If you really want to have your mind blown by unthinkable plot developments that mix equal parts Felliniesque absurdity and Hal Lindsey End-Is-Nearism, cast your eyes on Asia, past the Land of the Rising Sun (currently ruled by an Elvis-loving, crazy-coiffed prime minister), and past Red China (currently more receptive to capitalism than many parts of the U.S.).

Fix your gaze instead toward the Shemp Howard of the Axis of Evil, North Korea. Best known for causing the war that led indirectly to Alan Alda's early retirement and the only paying concert venue for coke-addled former First Brother Roger Clinton, North Korea has been taking measurable steps toward joining the civilized world.

As Reuters reports, these include "unprecedented events such as starting to reconnect rail and road links through the heavily mined North-South border, steps to reform its near-moribund economy and moving to improve ties with long-time foes, notably Japan." Specifically, North Korea has officially apologized to Japan for kidnapping close to a dozen Japanese citizens in the late 1970s and '80s as part of a bizarre plan to train spies. North Korea is also opening a second free trade zone and begging the U.S. to begin normalizing relations.

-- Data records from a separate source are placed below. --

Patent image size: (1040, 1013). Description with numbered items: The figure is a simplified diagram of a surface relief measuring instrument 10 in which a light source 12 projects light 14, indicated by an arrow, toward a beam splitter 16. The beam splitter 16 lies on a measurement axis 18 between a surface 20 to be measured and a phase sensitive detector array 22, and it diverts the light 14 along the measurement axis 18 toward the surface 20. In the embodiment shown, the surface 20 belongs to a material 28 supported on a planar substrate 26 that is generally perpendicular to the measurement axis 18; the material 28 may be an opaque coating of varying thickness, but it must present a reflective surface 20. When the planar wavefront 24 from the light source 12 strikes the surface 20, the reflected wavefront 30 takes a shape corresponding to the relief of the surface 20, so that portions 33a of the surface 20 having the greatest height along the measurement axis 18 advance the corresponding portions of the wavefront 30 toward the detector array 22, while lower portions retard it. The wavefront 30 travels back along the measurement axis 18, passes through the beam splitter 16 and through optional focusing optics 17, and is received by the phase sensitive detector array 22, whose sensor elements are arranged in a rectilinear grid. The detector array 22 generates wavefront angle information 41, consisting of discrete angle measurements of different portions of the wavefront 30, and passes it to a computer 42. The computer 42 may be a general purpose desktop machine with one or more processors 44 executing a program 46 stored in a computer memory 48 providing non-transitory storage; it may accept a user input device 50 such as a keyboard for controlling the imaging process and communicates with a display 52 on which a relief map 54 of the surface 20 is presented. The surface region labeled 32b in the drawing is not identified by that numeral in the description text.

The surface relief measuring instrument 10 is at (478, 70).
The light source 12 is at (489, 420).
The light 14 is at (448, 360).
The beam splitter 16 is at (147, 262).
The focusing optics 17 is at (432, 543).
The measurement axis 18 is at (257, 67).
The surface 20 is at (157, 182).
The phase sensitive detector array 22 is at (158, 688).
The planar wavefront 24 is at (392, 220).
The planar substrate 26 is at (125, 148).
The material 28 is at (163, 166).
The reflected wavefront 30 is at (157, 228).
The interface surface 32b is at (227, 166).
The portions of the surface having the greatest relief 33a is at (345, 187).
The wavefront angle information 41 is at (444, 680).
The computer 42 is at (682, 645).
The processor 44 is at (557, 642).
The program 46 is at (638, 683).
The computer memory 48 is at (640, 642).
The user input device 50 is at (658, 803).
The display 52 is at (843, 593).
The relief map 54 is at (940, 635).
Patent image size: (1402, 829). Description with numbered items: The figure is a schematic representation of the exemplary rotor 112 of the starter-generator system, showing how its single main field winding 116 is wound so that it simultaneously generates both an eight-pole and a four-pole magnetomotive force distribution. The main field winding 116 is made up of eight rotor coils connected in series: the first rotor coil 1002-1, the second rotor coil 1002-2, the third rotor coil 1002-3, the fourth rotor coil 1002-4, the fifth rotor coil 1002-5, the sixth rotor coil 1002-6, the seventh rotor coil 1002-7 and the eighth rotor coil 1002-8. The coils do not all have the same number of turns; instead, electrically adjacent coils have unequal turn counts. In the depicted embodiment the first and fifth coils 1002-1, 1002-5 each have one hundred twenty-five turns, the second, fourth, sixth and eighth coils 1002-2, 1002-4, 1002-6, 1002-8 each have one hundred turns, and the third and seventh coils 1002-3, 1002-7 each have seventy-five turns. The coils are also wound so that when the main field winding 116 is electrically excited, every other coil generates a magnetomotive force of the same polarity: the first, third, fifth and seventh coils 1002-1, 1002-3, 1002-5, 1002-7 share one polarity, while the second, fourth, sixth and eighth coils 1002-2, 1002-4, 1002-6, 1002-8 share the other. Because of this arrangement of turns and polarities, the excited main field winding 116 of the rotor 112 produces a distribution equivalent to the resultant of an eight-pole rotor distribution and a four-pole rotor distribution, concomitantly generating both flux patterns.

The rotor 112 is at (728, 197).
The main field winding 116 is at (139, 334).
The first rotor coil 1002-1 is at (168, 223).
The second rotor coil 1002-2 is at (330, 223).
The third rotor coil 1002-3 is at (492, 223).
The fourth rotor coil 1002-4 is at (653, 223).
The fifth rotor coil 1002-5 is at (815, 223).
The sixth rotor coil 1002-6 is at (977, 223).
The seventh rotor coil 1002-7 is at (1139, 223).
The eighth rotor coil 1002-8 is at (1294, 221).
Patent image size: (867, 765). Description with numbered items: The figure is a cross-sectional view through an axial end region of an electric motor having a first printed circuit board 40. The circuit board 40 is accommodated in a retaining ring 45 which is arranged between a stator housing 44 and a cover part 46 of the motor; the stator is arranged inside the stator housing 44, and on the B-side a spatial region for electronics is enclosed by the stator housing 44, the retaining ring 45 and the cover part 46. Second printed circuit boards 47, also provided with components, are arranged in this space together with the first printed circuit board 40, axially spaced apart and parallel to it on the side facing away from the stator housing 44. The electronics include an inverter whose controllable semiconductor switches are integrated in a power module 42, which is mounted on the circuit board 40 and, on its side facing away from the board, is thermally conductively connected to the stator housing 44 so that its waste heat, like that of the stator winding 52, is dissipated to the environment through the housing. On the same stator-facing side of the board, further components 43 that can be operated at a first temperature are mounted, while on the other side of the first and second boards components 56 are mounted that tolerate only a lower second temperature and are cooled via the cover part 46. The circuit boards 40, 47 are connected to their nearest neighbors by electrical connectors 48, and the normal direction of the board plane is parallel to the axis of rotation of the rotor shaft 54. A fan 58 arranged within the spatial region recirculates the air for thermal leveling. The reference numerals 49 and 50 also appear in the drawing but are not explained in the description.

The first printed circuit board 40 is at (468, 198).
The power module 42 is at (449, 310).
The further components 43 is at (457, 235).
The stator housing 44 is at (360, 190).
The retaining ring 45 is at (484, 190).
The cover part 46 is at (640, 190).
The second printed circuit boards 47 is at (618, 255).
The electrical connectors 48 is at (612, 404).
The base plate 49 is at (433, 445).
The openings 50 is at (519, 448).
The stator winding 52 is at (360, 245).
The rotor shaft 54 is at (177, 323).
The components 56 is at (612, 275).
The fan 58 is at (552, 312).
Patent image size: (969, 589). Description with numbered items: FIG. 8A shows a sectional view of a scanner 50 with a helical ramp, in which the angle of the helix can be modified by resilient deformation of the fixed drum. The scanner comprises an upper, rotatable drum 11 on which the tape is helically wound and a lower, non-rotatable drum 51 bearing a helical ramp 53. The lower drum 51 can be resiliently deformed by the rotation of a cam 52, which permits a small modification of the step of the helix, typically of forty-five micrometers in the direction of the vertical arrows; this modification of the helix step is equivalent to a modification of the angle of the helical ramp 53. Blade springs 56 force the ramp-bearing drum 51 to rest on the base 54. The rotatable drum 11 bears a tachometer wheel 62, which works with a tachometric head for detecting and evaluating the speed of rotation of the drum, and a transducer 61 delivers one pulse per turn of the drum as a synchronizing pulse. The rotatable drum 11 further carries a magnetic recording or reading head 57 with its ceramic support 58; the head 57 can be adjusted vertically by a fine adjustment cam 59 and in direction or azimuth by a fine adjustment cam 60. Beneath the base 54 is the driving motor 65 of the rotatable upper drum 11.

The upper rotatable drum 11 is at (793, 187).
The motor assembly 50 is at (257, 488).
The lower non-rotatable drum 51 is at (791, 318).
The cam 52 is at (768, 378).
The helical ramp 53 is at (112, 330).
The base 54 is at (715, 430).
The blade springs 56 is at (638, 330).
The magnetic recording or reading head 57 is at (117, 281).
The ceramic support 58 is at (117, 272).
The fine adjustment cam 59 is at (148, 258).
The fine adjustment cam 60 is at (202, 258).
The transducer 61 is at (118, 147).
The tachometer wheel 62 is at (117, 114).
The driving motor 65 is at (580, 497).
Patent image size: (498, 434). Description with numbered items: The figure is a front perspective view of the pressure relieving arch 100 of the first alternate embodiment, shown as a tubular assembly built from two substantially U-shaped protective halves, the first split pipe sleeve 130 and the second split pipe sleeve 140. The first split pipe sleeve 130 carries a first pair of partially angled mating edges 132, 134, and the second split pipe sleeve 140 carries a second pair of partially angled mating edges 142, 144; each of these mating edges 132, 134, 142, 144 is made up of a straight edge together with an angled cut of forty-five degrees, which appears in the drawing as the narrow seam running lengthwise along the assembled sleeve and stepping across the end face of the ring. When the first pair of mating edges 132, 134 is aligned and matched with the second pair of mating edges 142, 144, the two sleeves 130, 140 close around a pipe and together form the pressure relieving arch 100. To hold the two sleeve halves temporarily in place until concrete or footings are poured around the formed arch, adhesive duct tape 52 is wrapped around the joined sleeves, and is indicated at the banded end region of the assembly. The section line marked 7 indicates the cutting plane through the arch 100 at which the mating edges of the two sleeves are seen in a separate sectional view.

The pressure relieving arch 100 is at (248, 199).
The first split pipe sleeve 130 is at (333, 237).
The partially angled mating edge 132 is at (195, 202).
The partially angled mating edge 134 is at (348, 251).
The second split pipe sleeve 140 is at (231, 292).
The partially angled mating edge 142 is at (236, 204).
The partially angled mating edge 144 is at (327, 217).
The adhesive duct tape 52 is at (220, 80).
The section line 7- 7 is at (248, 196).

While the North Korean government had shown signs of liberalizing over the past decade or so, there's no question its inclusion in George W. Bush's "axis of evil" has pushed forward reform measures. North Korea's motives are undoubtedly mixed—and its history is one of unmitigated horror against its neighbors and its own citizens. But for a politically autistic country that has sustained the planet's most bizarre trans-generational cult of personality (a recent refugee noted in his memoir that he and his friends were raised to believe father-son dictators Kim Il-sung and Kim Jong-il were such "perfect beings…that neither of them defecated or urinated") and whose chief output for decades has been starving children, this represents real progress.

Indeed, if the Hermit Kingdom actually opens up and joins even the pre-modern world, it will represent one of the great foreign policy successes of the Bush administration.